Para cada saca de 60 kg de café colhido, os trabalhadores recebiam R$ 16. A colheita era manual e não foi oferecido ferramenta para que facilitasse a retirada de grãos.

Segundo o MTE, completar uma saca de café era tão difícil e demorado que os trabalhadores mal conseguiam encher três sacas por dia.

Isso significa que a maioria dos trabalhadores não conseguia fazer nem R$ 50 por dia. Eles começavam a colher café às 6 horas e ficavam até o final da tarde, mal alimentados e sob sol forte.

Um dos trabalhadores contou à fiscalização que conseguiu completar sete sacas de café em uma semana, totalizando R$ 112. Seu empregador descontou R$ 20 de alimentação semanal e mais R$ 50 da passagem de ida, lhe deixando com R$ 42 pela semana de trabalho.
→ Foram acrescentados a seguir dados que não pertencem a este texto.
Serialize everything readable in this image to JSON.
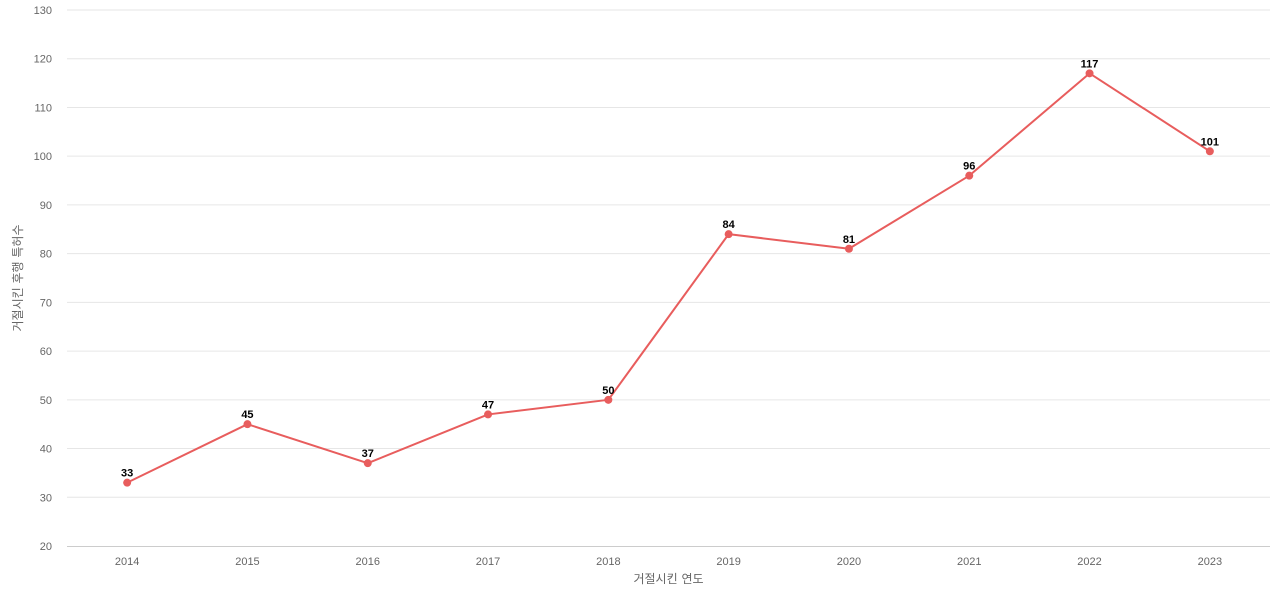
{
  "chart_data": {
    "type": "line",
    "title": "",
    "xlabel": "거절시킨 연도",
    "ylabel": "거절시킨 후행 특허수",
    "categories": [
      "2014",
      "2015",
      "2016",
      "2017",
      "2018",
      "2019",
      "2020",
      "2021",
      "2022",
      "2023"
    ],
    "series": [
      {
        "values": [
          33,
          45,
          37,
          47,
          50,
          84,
          81,
          96,
          117,
          101
        ],
        "color": "#e85d5d"
      }
    ],
    "ylim": [
      20,
      130
    ],
    "yticks": [
      20,
      30,
      40,
      50,
      60,
      70,
      80,
      90,
      100,
      110,
      120,
      130
    ],
    "grid": true,
    "legend": "none",
    "data_labels": true
  }
}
Em um mês e “com alguma sorte”, ele conseguiu receber cerca de R$ 200, afirmou Andréia Donin, auditora fiscal do Trabalho que coordenou a operação.
A alimentação fornecida aos trabalhadores era precária, com racionamento de proteínas e não balanceada, além de ser desproporcional ao esforço físico necessário na atividade de colheita de café.Auditora Andréia Donin

A operação do MTE foi iniciada em 3 de maio e também contou com a participação do MPT, MPF, PF e da Defensoria Pública da União.